My parenthetical comment just referred to the fact that I ought to give feedback more in posts rather than just dealing with the technical part of the query.

Goldsmith
24-08-2016, 07:40 AM
Jake, before I make any suggestions, can you give me an idea of the sizes of your vessels?

jlazz
24-08-2016, 10:10 AM
Jake, before I make any suggestions, can you give me an idea of the sizes of your vessels?

Hi Goldsmith the tallest one is about 7" H X L 3.5"X W 1 " and the rest are about 5" tall some of them are not that problematic as they have flat sides which I can use a flat plate with abrasive paper - but I still need to get the bottom edge flat with no rounding with some of the less flat forms - Thanks for you input - Jake

jlazz
24-08-2016, 10:14 AM
I suspect your assessment is correct, Faith. Dennis refers to the same thing when he says the buff stick "must be applied at the correct angle."

I've encountered this problem myself when making cabochon bezels surrounded by rope twist decoration. There's a tendency when you're filing the base of the bezel back to the perimeter of the rope twist to lean the file/buff stick away from the rope twist to avoid catching it and putting flat spots on the round wire. But then you end up with a bezel base that is slightly bevel-edged, which isn't the look you want.

The secret to success in your case, jlazz, is the theoretically simple, but in practice angst-inducing, one of keeping the file or buff stick perfectly perpendicular to the vertical side (judging by the shape of some of your vessels, what's perpendicular won't always be easy to tell) and to go dead slow with only very fine abrasive once you're getting close to the critical point.

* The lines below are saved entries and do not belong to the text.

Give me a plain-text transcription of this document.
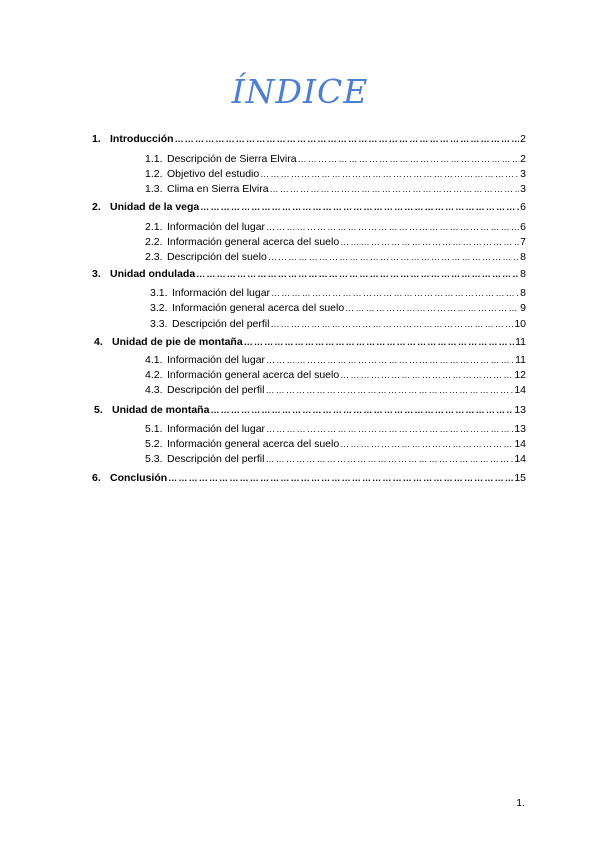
ÍNDICE
1. Introducción …………………………………………………………………………………………………………………………………………………………………………………………………………………………	2
1.1. Descripción de Sierra Elvira …………………………………………………………………………………………………………………………………………………………………………………………………………………………	2
1.2. Objetivo del estudio …………………………………………………………………………………………………………………………………………………………………………………………………………………………	3
1.3. Clima en Sierra Elvira …………………………………………………………………………………………………………………………………………………………………………………………………………………………	3
2. Unidad de la vega …………………………………………………………………………………………………………………………………………………………………………………………………………………………	6
2.1. Información del lugar …………………………………………………………………………………………………………………………………………………………………………………………………………………………	6
2.2. Información general acerca del suelo …………………………………………………………………………………………………………………………………………………………………………………………………………………………	7
2.3. Descripción del suelo …………………………………………………………………………………………………………………………………………………………………………………………………………………………	8
3. Unidad ondulada …………………………………………………………………………………………………………………………………………………………………………………………………………………………	8
3.1. Información del lugar …………………………………………………………………………………………………………………………………………………………………………………………………………………………	8
3.2. Información general acerca del suelo …………………………………………………………………………………………………………………………………………………………………………………………………………………………	9
3.3. Descripción del perfil …………………………………………………………………………………………………………………………………………………………………………………………………………………………	10
4. Unidad de pie de montaña …………………………………………………………………………………………………………………………………………………………………………………………………………………………	11
4.1. Información del lugar …………………………………………………………………………………………………………………………………………………………………………………………………………………………	11
4.2. Información general acerca del suelo …………………………………………………………………………………………………………………………………………………………………………………………………………………………	12
4.3. Descripción del perfil …………………………………………………………………………………………………………………………………………………………………………………………………………………………	14
5. Unidad de montaña …………………………………………………………………………………………………………………………………………………………………………………………………………………………	13
5.1. Información del lugar …………………………………………………………………………………………………………………………………………………………………………………………………………………………	13
5.2. Información general acerca del suelo …………………………………………………………………………………………………………………………………………………………………………………………………………………………	14
5.3. Descripción del perfil …………………………………………………………………………………………………………………………………………………………………………………………………………………………	14
6. Conclusión …………………………………………………………………………………………………………………………………………………………………………………………………………………………	15
1.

Or to go with option A and experience angst of a different kind.

Thanks Aurarius

jlazz
24-08-2016, 10:16 AM
Nothing much more to add than has been said already - B, but keep the file level with the sides so the base ends up at the same angle as them. Doesn't matter if you touch the sides a little, a couple of scrapes will sand/buff out. It'd be nice if you could file to a scribe line on the underside, but getting the alignment spot on would be problematic.

Or D, raise them from flat sheet and use a sharp-edged stake to put the bottom creases in :)

My parenthetical comment just referred to the fact that I ought to give feedback more in posts rather than just dealing with the technical part of the query.

Thanks Peter

FailedAssay
02-09-2016, 10:40 AM
Reminds me of the Normandy jug designs. Always liked sloping vessels.